For the singularity part in the paper Non-trivial black hole solutions in f(R) gravitational theory
,the authors consider an arbitrary $f(R)$ theory and found that the leading order of the Kretschmann scalar is $O(r^{-2})$ which is softer than the Schwarzchild Kretschmann scalar $O(r^{-6})$.

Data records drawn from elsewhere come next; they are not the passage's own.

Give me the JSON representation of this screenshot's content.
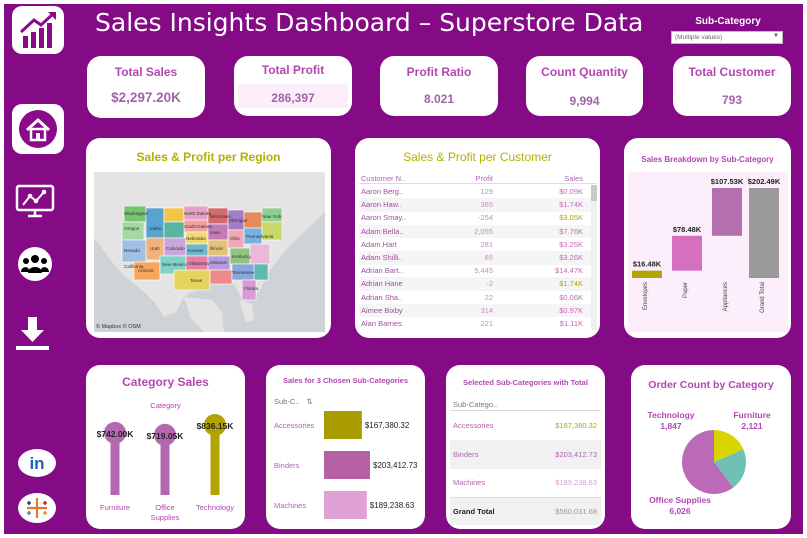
{
  "header": {
    "title": "Sales Insights Dashboard – Superstore Data",
    "filter_label": "Sub-Category",
    "filter_value": "(Multiple values)"
  },
  "sidebar": {
    "items": [
      {
        "icon": "chart-logo-icon"
      },
      {
        "icon": "home-icon"
      },
      {
        "icon": "analytics-icon"
      },
      {
        "icon": "customers-icon"
      },
      {
        "icon": "download-icon"
      },
      {
        "icon": "linkedin-icon",
        "text": "in"
      },
      {
        "icon": "tableau-icon"
      }
    ]
  },
  "kpis": [
    {
      "label": "Total Sales",
      "value": "$2,297.20K"
    },
    {
      "label": "Total Profit",
      "value": "286,397"
    },
    {
      "label": "Profit Ratio",
      "value": "8.021"
    },
    {
      "label": "Count Quantity",
      "value": "9,994"
    },
    {
      "label": "Total Customer",
      "value": "793"
    }
  ],
  "map_panel": {
    "title": "Sales & Profit per Region",
    "credit": "© Mapbox © OSM",
    "states": [
      "Washington",
      "North Dakota",
      "Oregon",
      "Idaho",
      "South Dakota",
      "Wisconsin",
      "Michigan",
      "New York",
      "Nebraska",
      "Iowa",
      "Illinois",
      "Ohio",
      "Pennsylvania",
      "Nevada",
      "Utah",
      "Colorado",
      "Kansas",
      "Missouri",
      "Kentucky",
      "California",
      "Arizona",
      "New Mexico",
      "Oklahoma",
      "Tennessee",
      "Texas",
      "Florida"
    ]
  },
  "customer_table": {
    "title": "Sales & Profit per Customer",
    "columns": [
      "Customer N..",
      "Profit",
      "Sales"
    ],
    "rows": [
      {
        "name": "Aaron Berg..",
        "profit": "129",
        "sales": "$0.09K"
      },
      {
        "name": "Aaron Haw..",
        "profit": "365",
        "sales": "$1.74K"
      },
      {
        "name": "Aaron Smay..",
        "profit": "-254",
        "sales": "$3.05K"
      },
      {
        "name": "Adam Bella..",
        "profit": "2,055",
        "sales": "$7.76K"
      },
      {
        "name": "Adam Hart",
        "profit": "281",
        "sales": "$3.25K"
      },
      {
        "name": "Adam Shilli..",
        "profit": "65",
        "sales": "$3.26K"
      },
      {
        "name": "Adrian Bart..",
        "profit": "5,445",
        "sales": "$14.47K"
      },
      {
        "name": "Adrian Hane",
        "profit": "-2",
        "sales": "$1.74K"
      },
      {
        "name": "Adrian Sha..",
        "profit": "22",
        "sales": "$0.06K"
      },
      {
        "name": "Aimee Bixby",
        "profit": "314",
        "sales": "$0.97K"
      },
      {
        "name": "Alan Barnes",
        "profit": "221",
        "sales": "$1.11K"
      }
    ]
  },
  "breakdown": {
    "title": "Sales Breakdown by Sub-Category",
    "labels": [
      "$16.48K",
      "$78.48K",
      "$107.53K",
      "$202.49K"
    ]
  },
  "category_sales": {
    "title": "Category Sales",
    "subtitle": "Category",
    "labels": [
      "$742.00K",
      "$719.05K",
      "$836.15K"
    ],
    "categories": [
      "Furniture",
      "Office Supplies",
      "Technology"
    ]
  },
  "chosen_sub": {
    "title": "Sales for 3 Chosen Sub-Categories",
    "column": "Sub-C..",
    "rows": [
      {
        "name": "Accessories",
        "value": "$167,380.32"
      },
      {
        "name": "Binders",
        "value": "$203,412.73"
      },
      {
        "name": "Machines",
        "value": "$189,238.63"
      }
    ]
  },
  "selected_sub": {
    "title": "Selected Sub-Categories with Total",
    "column": "Sub-Catego..",
    "rows": [
      {
        "name": "Accessories",
        "value": "$167,380.32"
      },
      {
        "name": "Binders",
        "value": "$203,412.73"
      },
      {
        "name": "Machines",
        "value": "$189,238.63"
      }
    ],
    "total_label": "Grand Total",
    "total_value": "$560,031.68"
  },
  "order_count": {
    "title": "Order Count by Category",
    "slices": [
      {
        "name": "Technology",
        "value": "1,847"
      },
      {
        "name": "Furniture",
        "value": "2,121"
      },
      {
        "name": "Office Supplies",
        "value": "6,026"
      }
    ]
  },
  "chart_data": [
    {
      "type": "bar",
      "title": "Sales Breakdown by Sub-Category",
      "categories": [
        "Envelopes",
        "Paper",
        "Appliances",
        "Grand Total"
      ],
      "values": [
        16.48,
        78.48,
        107.53,
        202.49
      ],
      "colors": [
        "#b1a600",
        "#d56fc0",
        "#b46fae",
        "#9a9a9a"
      ]
    },
    {
      "type": "bar",
      "title": "Category Sales",
      "categories": [
        "Furniture",
        "Office Supplies",
        "Technology"
      ],
      "values": [
        742.0,
        719.05,
        836.15
      ],
      "colors": [
        "#b368b0",
        "#b368b0",
        "#b3a300"
      ]
    },
    {
      "type": "bar",
      "title": "Sales for 3 Chosen Sub-Categories",
      "categories": [
        "Accessories",
        "Binders",
        "Machines"
      ],
      "values": [
        167380.32,
        203412.73,
        189238.63
      ],
      "colors": [
        "#a99c00",
        "#b661a4",
        "#e0a1d5"
      ]
    },
    {
      "type": "pie",
      "title": "Order Count by Category",
      "categories": [
        "Technology",
        "Furniture",
        "Office Supplies"
      ],
      "values": [
        1847,
        2121,
        6026
      ],
      "colors": [
        "#d8d400",
        "#6fc1b3",
        "#ba6ab6"
      ]
    }
  ]
}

A: Yes, you can modify the EH action by writing
$$\mathcal{S}_{EH} = \displaystyle \int \mathrm{d}^4 x\sqrt{-g} f(R)$$
where $f(R)$ is an arbitrary function of the Ricci scalar $R$. The appealing feature of this action is that it combines mathematical simplicity with a fair amount of generality. For instance if we take a series expansion of $f$
$$f(R) = \ldots + \frac{a_2}{R^2}+\frac{a_1}{R} − 2\Lambda + R + b_2 R^2 + b_3 R^3 + \ldots $$
Where the $a_i$ and $b_j$ coefficients have the appropriate dimensions. You ask about placing some function of the Ricci scalar in there, well, I would add caution here, for example the Starobinsky gravity formalism has the following form:
$$f(R)=R+\frac {R^{2}}{6M^{2}}$$
where $M$ has the dimensions of mass. This action corresponds to the potential
$$V(\phi) = \Lambda^4 \left(1 - e^{-\sqrt{2/3} \phi/M_p} \right)^2$$
If there is a good reason for writing a hyperbolic tangent then do so, but observational test seem to go along with the Taylor expansion form I wrote above.